Re: [PATCHv7 4/8] zswap: add to mm/

All of lore.kernel.org
 help / color / mirror / Atom feed

From: Seth Jennings <sjenning@linux.vnet.ibm.com>
To: Dave Hansen <dave@sr71.net>
Cc: Andrew Morton <akpm@linux-foundation.org>,
	Greg Kroah-Hartman <gregkh@linuxfoundation.org>,
	Nitin Gupta <ngupta@vflare.org>, Minchan Kim <minchan@kernel.org>,
	Konrad Rzeszutek Wilk <konrad.wilk@oracle.com>,
	Dan Magenheimer <dan.magenheimer@oracle.com>,
	Robert Jennings <rcj@linux.vnet.ibm.com>,
	Jenifer Hopper <jhopper@us.ibm.com>, Mel Gorman <mgorman@suse.de>,
	Johannes Weiner <jweiner@redhat.com>,
	Rik van Riel <riel@redhat.com>,
	Larry Woodman <lwoodman@redhat.com>,
	Benjamin Herrenschmidt <benh@kernel.crashing.org>,
	Joe Perches <joe@perches.com>,
	Joonsoo Kim <iamjoonsoo.kim@lge.com>,
	Cody P Schafer <cody@linux.vnet.ibm.com>,
	linux-mm@kvack.org, linux-kernel@vger.kernel.org,
	devel@driverdev.osuosl.org
Subject: Re: [PATCHv7 4/8] zswap: add to mm/
Date: Thu, 07 Mar 2013 15:21:54 -0600	[thread overview]
Message-ID: <513904F2.50607@linux.vnet.ibm.com> (raw)
In-Reply-To: <5138E3C7.9080205@sr71.net>

On 03/07/2013 01:00 PM, Dave Hansen wrote:
> On 03/06/2013 07:52 AM, Seth Jennings wrote:
>> +static int __zswap_cpu_notifier(unsigned long action, unsigned long cpu)
>> +{
>> +	struct crypto_comp *tfm;
>> +	u8 *dst;
>> +
>> +	switch (action) {
>> +	case CPU_UP_PREPARE:
>> +		tfm = crypto_alloc_comp(zswap_compressor, 0, 0);
>> +		if (IS_ERR(tfm)) {
>> +			pr_err("can't allocate compressor transform\n");
>> +			return NOTIFY_BAD;
>> +		}
>> +		*per_cpu_ptr(zswap_comp_pcpu_tfms, cpu) = tfm;
>> +		dst = (u8 *)__get_free_pages(GFP_KERNEL, 1);
> 
> Are there some alignment requirements for 'dst'?  If not, why not use
> kmalloc()?  I think kmalloc() should always be used where possible since
> slab debugging is so useful compared to what we can do with raw
> buddy-allocated pages.

Sounds good to me.

> 
> Where does the order-1 requirement come from by the way?

Unsafe LZO compression
(http://article.gmane.org/gmane.linux.kernel.mm/95460)

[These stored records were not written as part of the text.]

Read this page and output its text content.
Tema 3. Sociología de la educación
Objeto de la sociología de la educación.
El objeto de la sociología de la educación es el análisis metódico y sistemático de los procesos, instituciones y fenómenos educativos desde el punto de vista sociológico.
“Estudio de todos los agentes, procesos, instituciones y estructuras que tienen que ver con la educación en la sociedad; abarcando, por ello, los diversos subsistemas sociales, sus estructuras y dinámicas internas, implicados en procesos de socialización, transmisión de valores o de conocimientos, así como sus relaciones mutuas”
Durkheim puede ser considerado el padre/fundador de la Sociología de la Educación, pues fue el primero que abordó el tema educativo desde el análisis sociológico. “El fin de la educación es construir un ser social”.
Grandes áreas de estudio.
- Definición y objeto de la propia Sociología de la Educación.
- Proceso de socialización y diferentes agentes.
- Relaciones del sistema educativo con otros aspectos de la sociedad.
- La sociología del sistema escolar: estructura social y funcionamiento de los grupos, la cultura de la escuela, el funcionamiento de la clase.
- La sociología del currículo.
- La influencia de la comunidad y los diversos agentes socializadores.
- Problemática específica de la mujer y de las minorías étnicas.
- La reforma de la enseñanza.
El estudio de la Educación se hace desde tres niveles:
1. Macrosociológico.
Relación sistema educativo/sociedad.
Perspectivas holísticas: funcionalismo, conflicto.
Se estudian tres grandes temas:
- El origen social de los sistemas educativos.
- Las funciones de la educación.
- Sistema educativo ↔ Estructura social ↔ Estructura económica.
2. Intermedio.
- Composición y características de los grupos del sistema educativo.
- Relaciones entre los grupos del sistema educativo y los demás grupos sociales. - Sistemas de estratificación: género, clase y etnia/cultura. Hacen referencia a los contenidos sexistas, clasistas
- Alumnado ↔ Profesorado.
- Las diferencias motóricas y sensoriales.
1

Forgot to put in the comment for v7.

> 
> ...
>> +**********************************/
>> +/* attempts to compress and store an single page */
>> +static int zswap_frontswap_store(unsigned type, pgoff_t offset,
>> +				struct page *page)
>> +{
> ...
>> +	/* store */
>> +	handle = zs_malloc(tree->pool, dlen,
>> +		__GFP_NORETRY | __GFP_HIGHMEM | __GFP_NOMEMALLOC |
>> +			__GFP_NOWARN);
>> +	if (!handle) {
>> +		zswap_reject_zsmalloc_fail++;
>> +		ret = -ENOMEM;
>> +		goto putcpu;
>> +	}
>> +
> 
> I think there needs to at least be some strong comments in here about
> why you're doing this kind of allocation.  From some IRC discussion, it
> seems like you found some pathological case where zswap wasn't helping
> make reclaim progress and ended up draining the reserve pools and you
> did this to avoid draining the reserve pools.

I'm currently doing some tests with fewer zsmalloc class sizes and
removing __GFP_NOMEMALLOC to see the effect.

> 
> I think the lack of progress doing reclaim is really the root cause you
> should be going after here instead of just working around the symptom.
> 
>> +/* NOTE: this is called in atomic context from swapon and must not sleep */
>> +static void zswap_frontswap_init(unsigned type)
>> +{
>> +	struct zswap_tree *tree;
>> +
>> +	tree = kzalloc(sizeof(struct zswap_tree), GFP_NOWAIT);
>> +	if (!tree)
>> +		goto err;
>> +	tree->pool = zs_create_pool(GFP_NOWAIT, &zswap_zs_ops);
>> +	if (!tree->pool)
>> +		goto freetree;
>> +	tree->rbroot = RB_ROOT;
>> +	spin_lock_init(&tree->lock);
>> +	zswap_trees[type] = tree;
>> +	return;
>> +
>> +freetree:
>> +	kfree(tree);
>> +err:
>> +	pr_err("alloc failed, zswap disabled for swap type %d\n", type);
>> +}
> 
> How large are these allocations?  Why are you doing GFP_NOWAIT instead
> of GFP_ATOMIC?  This seems like the kind of thing that you'd _want_ to
> be able to dip in to the reserves for.

Not large. Would almost never make a difference, but you're right;
should use GFP_ATOMIC.

Thanks,
Seth

--
To unsubscribe, send a message with 'unsubscribe linux-mm' in
the body to majordomo@kvack.org.  For more info on Linux MM,
see: http://www.linux-mm.org/ .
Don't email: <a href=mailto:"dont@kvack.org"> email@kvack.org </a>

WARNING: multiple messages have this Message-ID (diff)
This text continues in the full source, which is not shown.